MySQL 8.0 plan optimization 源碼閱讀筆記

duplicate isam 源碼剖析 efm bitmap else long 最優 cif

以下基於社區版8.0代碼

預備知識:

  • MySQL JOIN syntax: https://dev.mysql.com/doc/refman/8.0/en/join.html

  • Straight join: is similar to JOIN, except that the left table is always read before the right table. This can be used for those (few) cases for which the join optimizer processes the tables in a suboptimal order. STRAIGHT_JOIN有兩種用法:一種是加在JOIN處作為INNER JOIN的一種特殊類型hint該join的順序;另一種是加在SELECT處使該select下的所有JOIN都強制為用戶table的join順序,從優化代碼上看該用法與semi-join不可同時存在(Optimize_table_order::optimize_straight_join: DBUG_ASSERT(join->select_lex->sj_nests.is_empty())

    )。

  • join order hint: Join-order hints affect the order in which the optimizer joins tables, including JOIN_FIXED_ORDER, JOIN_ORDER, JOIN_PREFIX, JOIN_SUFFIX

  • 各種JOIN類型:INNER JOIN, OUTER JOIN, SEMI JOIN, LEFT/RIGHT JOIN, etc.
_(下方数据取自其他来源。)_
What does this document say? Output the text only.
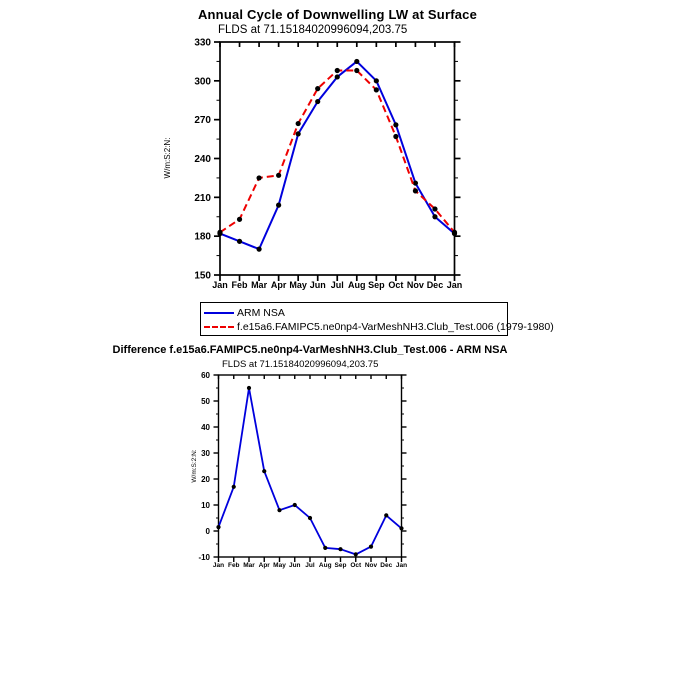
Annual Cycle of Downwelling LW at Surface
FLDS at 71.15184020996094,203.75
150
180
210
240
270
300
330
Jan Feb Mar Apr May Jun Jul Aug Sep Oct Nov Dec Jan
W/m:S:2:N:
-10
0
10
20
30
40
50
60
Jan Feb Mar Apr May Jun Jul Aug Sep Oct Nov Dec Jan
W/m:S:2:N:
ARM NSA
f.e15a6.FAMIPC5.ne0np4-VarMeshNH3.Club_Test.006 (1979-1980)
Difference f.e15a6.FAMIPC5.ne0np4-VarMeshNH3.Club_Test.006 - ARM NSA
FLDS at 71.15184020996094,203.75
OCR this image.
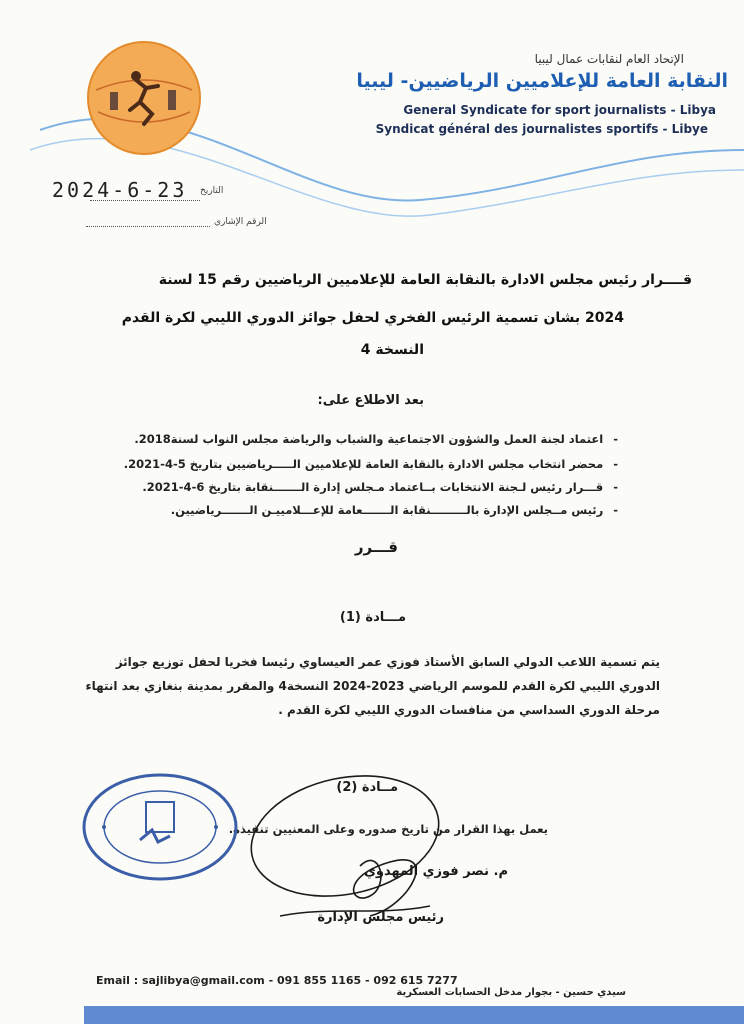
الإتحاد العام لنقابات عمال ليبيا
النقابة العامة للإعلاميين الرياضيين- ليبيا
General Syndicate for sport journalists - Libya
Syndicat général des journalistes sportifs - Libye
2024-6-23 التاريخ
الرقم الإشاري
قــــرار رئيس مجلس الادارة بالنقابة العامة للإعلاميين الرياضيين رقم 15 لسنة
2024 بشان تسمية الرئيس الفخري لحفل جوائز الدوري الليبي لكرة القدم
النسخة 4
بعد الاطلاع على:
-اعتماد لجنة العمل والشؤون الاجتماعية والشباب والرياضة مجلس النواب لسنة2018.
-محضر انتخاب مجلس الادارة بالنقابة العامة للإعلاميين الـــــرياضيين بتاريخ 5-4-2021.
-قـــرار رئيس لـجنة الانتخابات بــاعتماد مـجلس إدارة الـــــــنقابة بتاريخ 6-4-2021.
-رئيس مــجلس الإدارة بالـــــــــنقابة الـــــــعامة للإعـــلامييـن الـــــــرياضيين.
قـــرر
مـــادة (1)
يتم تسمية اللاعب الدولي السابق الأستاذ فوزي عمر العيساوي رئيسا فخريا لحفل توزيع جوائز الدوري الليبي لكرة القدم للموسم الرياضي 2023-2024 النسخة4 والمقرر بمدينة بنغازي بعد انتهاء مرحلة الدوري السداسي من منافسات الدوري الليبي لكرة القدم .
مــادة (2)
يعمل بهذا القرار من تاريخ صدوره وعلى المعنيين تنفيذه.
م. نصر فوزي المهدوي
رئيس مجلس الإدارة
Email : sajlibya@gmail.com - 091 855 1165 - 092 615 7277
سيدي حسين - بجوار مدخل الحسابات العسكرية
  • Materialization(物化): Usually happens in subquery (sometimes known as semi-join). Materialization speeds up query execution by generating a subquery result as a temporary table, normally in memory.

  • Statistics (統計信息):從存儲獲取表的rowcount、min/max/sum/avg/keyrange等元信息,用於輔助plan優化。

  • table dependencies: A LEFT JOIN B : B depends on A and A‘s own dependencies。(待確認 DEPEND JOIN語義是否也是由table dependencies關系表示)

  • table access path: An access path may use either an index scan, a table scan, a range scan or ref access, known as join type in explain.

    • index scan: 一般index scan指的是二級索引scan (MySQL主鍵索引會帶著data存放)

    • table scan: 直接掃表

    • range scan: 對於索引列的一些可能轉化為範圍查詢的條件,MySQL會試圖將其轉化為range scan來減少範圍外無用的scan。單個範圍的range query類似帶range條件下推的index scan或table scan;range query支持抽取出多個範圍查詢。

    • ref: join field是索引,但不是pk或unique not null 索引

    • eq_ref: join field是索引且是pk或unique not null索引,意味著對於每個record最多只會join到右表的一行。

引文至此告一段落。